To be absolutely clear, we stand by these actions as editorially justified. As the Crown Prosecution Service itself acknowledges, there are rare occasions where it is justified for a journalist to commit an offence in the public interest. The Director of Public Prosecutions Kier Starmer told the Leveson inquiry that "considerable public interest weight" is given to journalistic conduct which discloses that a criminal offence has been committed and/or concealed.
Some of the most important stories have involved breaking the rules in some way. For example, the Daily Telegraph's exposé of the MPs' expenses scandal was very clearly in the public interest, but only happened because the newspaper took the decision to pay for stolen data. They have been widely applauded - deservedly - for doing so.

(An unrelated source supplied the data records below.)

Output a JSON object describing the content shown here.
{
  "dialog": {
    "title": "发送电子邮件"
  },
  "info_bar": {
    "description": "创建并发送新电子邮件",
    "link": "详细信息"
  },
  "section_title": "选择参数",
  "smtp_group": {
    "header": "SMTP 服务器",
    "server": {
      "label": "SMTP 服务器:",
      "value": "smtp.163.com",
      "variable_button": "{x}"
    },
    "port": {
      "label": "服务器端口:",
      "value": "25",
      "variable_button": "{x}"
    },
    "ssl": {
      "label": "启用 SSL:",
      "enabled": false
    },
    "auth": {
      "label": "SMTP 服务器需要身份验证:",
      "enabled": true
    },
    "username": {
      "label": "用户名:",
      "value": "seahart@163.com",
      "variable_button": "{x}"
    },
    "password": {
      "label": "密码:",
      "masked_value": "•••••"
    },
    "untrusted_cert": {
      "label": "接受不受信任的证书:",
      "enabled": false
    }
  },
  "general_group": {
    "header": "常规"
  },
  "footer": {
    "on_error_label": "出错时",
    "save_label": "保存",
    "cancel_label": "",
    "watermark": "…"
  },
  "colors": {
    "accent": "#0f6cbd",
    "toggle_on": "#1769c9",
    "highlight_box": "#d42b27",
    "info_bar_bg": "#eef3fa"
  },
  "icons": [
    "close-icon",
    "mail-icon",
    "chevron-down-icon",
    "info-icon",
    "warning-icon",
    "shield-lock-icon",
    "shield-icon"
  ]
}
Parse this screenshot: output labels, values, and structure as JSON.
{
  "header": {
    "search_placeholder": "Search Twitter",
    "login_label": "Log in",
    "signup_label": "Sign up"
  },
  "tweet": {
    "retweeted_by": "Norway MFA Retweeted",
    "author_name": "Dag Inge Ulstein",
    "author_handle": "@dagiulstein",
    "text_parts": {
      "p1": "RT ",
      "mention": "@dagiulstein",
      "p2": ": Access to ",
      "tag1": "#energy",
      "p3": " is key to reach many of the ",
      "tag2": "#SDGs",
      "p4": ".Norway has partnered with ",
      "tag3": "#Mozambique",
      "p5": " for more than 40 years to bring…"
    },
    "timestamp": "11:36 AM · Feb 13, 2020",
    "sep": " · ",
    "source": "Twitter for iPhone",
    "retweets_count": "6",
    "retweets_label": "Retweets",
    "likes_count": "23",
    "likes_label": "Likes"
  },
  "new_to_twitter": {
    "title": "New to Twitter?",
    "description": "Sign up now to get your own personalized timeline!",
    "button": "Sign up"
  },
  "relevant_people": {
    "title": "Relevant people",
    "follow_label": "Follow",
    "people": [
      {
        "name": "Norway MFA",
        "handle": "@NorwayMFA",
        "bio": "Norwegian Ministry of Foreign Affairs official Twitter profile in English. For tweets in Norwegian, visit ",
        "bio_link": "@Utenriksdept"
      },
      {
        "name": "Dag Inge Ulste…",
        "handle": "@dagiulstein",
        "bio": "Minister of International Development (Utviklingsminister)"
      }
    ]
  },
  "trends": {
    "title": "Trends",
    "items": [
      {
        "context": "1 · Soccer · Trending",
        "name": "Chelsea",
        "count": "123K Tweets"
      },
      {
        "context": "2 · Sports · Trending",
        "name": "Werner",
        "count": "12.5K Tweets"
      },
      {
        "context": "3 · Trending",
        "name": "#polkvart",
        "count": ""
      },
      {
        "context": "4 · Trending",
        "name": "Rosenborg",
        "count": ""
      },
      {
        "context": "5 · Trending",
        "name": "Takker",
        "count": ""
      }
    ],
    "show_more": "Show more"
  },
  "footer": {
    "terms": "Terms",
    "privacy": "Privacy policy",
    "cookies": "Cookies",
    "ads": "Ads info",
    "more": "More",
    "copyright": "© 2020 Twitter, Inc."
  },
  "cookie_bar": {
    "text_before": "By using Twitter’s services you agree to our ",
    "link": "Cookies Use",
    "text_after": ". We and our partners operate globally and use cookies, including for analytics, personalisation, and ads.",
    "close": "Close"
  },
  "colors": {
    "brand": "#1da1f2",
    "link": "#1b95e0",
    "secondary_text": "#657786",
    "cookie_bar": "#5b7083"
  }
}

Indeed, if it was looking for further examples, the Guardian could have found them much closer to home. Its respected investigative reporter David Leigh has admitted hacking a phone in pursuit of a story. The Guardian's sister paper, the Observer, was found on more than 100 occasions to have commissioned information from a notorious private investigator, who was convicted in 2006 of illegally obtaining private data. In each case, a public interest justification has been claimed.
These cases are a demonstration of the tensions that can arise between the law and responsible investigative journalism. At Sky News, we do not take such decisions lightly or frequently. Each and every time, they require finely balanced judgement based on individual circumstances. They must always be subjected to the proper editorial oversight.
Sky News and the BBC are in agreement on this subject. Its director general, Mark Thompson, has argued publicly that there are occasions when it is acceptable to break the law in pursuit of a story in the public interest. In an article for the Times, he wrote, "Whatever the ultimate conclusions of the Leveson inquiry, it is important that the ability of serious investigative journalists to do their work is not blunted or unnecessarily constrained." That is why the BBC has felt entitled to use deception, private investigators and stolen emails as part of its investigative reporting.
At the same time, we are equally clear that we do not tolerate wrong-doing. That's why we commissioned, at our own initiative, reviews of payments and email records at Sky News. I'm pleased to say those reviews did not reveal any illegal or unethical behaviour. If they had, we would have investigated thoroughly and taken whatever action was necessary.
At Sky News, we hold ourselves accountable for our decisions. I'm proud of our journalism and journalists.
It's less clear why the Guardian should apply such scrutiny to a Sky News story that has been in the public domain since 2008, particularly while failing to acknowledge its own past actions. Needless to say we reminded the Guardian of its own past conduct before they published today's story.